HttpService:JSONEncode ignores some keys of a table

When using HttpService:JSONEncode on a table with empty spaces between indexes, the values for those indexes are not included in the result. It also only includes values for integer indexes in tables that have both integers and strings as keys. Nevermind, this one is mentioned in the documentation.

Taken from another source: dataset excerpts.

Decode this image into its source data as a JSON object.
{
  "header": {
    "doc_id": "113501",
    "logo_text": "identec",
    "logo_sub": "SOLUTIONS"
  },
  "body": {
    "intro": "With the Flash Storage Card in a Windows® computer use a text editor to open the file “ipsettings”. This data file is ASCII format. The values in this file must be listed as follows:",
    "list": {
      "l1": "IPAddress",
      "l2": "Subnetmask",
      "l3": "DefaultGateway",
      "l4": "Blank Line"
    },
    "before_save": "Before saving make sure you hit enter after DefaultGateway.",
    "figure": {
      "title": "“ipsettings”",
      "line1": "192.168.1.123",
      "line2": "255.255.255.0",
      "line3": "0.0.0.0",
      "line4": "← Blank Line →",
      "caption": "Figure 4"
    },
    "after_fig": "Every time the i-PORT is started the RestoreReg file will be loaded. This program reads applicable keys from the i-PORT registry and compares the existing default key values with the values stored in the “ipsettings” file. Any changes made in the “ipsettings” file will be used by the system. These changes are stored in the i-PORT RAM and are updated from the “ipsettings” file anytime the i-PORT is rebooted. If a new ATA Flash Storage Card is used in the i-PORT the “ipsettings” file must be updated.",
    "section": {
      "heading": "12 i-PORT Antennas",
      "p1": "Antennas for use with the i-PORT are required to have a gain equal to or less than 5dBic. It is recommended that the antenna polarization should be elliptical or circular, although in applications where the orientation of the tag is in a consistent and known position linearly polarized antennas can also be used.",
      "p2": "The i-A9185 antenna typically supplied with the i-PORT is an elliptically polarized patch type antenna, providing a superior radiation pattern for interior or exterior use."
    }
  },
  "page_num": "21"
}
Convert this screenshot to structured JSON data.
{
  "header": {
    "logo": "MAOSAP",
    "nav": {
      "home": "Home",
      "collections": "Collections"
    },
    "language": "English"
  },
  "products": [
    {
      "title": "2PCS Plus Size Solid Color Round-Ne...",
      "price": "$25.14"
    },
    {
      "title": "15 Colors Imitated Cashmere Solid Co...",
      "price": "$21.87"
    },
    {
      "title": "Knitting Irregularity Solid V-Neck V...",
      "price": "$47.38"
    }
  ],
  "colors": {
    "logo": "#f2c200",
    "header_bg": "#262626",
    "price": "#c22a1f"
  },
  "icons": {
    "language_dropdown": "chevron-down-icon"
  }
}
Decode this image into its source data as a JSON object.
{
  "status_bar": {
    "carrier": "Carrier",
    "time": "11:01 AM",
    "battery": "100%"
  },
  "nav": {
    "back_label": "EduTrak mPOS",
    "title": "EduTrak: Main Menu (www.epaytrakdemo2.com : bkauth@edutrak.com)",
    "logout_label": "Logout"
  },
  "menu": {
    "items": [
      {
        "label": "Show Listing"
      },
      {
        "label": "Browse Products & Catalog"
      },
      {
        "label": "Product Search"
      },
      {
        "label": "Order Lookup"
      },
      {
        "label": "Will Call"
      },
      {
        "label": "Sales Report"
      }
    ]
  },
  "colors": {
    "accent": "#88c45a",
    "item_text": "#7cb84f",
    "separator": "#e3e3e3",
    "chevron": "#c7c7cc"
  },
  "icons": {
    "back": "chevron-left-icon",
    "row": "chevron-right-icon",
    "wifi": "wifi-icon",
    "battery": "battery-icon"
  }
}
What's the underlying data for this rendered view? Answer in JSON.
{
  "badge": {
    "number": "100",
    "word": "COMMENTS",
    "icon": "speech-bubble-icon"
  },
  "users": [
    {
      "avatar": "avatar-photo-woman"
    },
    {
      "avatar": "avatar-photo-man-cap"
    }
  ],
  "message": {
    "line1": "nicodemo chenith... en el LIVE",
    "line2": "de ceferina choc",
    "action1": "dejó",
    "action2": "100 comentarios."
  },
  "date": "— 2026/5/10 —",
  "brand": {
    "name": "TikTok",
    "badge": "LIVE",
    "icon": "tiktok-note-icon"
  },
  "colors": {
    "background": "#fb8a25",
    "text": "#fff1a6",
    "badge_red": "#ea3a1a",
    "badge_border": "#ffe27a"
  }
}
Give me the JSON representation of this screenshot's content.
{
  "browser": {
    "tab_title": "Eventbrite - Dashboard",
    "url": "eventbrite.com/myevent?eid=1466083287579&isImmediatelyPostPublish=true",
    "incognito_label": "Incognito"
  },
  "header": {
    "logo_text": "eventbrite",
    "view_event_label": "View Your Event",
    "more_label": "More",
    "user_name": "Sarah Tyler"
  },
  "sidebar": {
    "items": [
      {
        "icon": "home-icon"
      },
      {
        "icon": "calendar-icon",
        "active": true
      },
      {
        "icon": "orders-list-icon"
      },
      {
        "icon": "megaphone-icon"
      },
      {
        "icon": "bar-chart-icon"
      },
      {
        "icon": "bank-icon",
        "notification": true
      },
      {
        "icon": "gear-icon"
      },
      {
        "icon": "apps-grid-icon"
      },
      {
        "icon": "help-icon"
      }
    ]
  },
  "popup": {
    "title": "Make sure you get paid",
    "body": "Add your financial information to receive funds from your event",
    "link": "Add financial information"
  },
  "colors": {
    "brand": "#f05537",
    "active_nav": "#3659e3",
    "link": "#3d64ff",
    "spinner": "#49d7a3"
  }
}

Since I don’t know how to explain it very well, here is an example:

local httpService = game:GetService("HttpService")
local t = {
	[1] = "hi",
	-- no value for 2
	[3] = "bye"
}

print(httpService:JSONEncode(t))

Output: ["hi"]

It would be expected for the output to include the values for both 1 and 3, not just 1. It seems to stop if it doesn’t find another number after 1, but it would make more sense for it to include all keys.

If this bus can’t be fixed due to backward-compatibility reasons, possibly 2 more functions of HttpService could be added (for :JSONEncode and :JSONDecode) with fixed versions of these functions. It’s very hard to work with encoding tables when some keys in tables are ignored by the :JSONEncode function.

I know that this bug report is hard to understand, but I don’t exactly know the right terminology for these things. Hopefully the examples are enough for you to understand what I am trying to say.

What is your expected behavior? ["hi",null,"bye"]? What if the table has one entry at 1 and one entry at 100000?

JSON requires dictionary keys to be strings, too, so you can’t just turn it into a dictionary at serialization.

8 Likes

:grimacing: After rereading what I wrote last night, it sounds really dumb. When I wrote it I was tired and unhappy that my saving system didn’t work because of this “bug”. Sorry!

I think I’ll just make a custom table to string converter instead of using JSONEncode.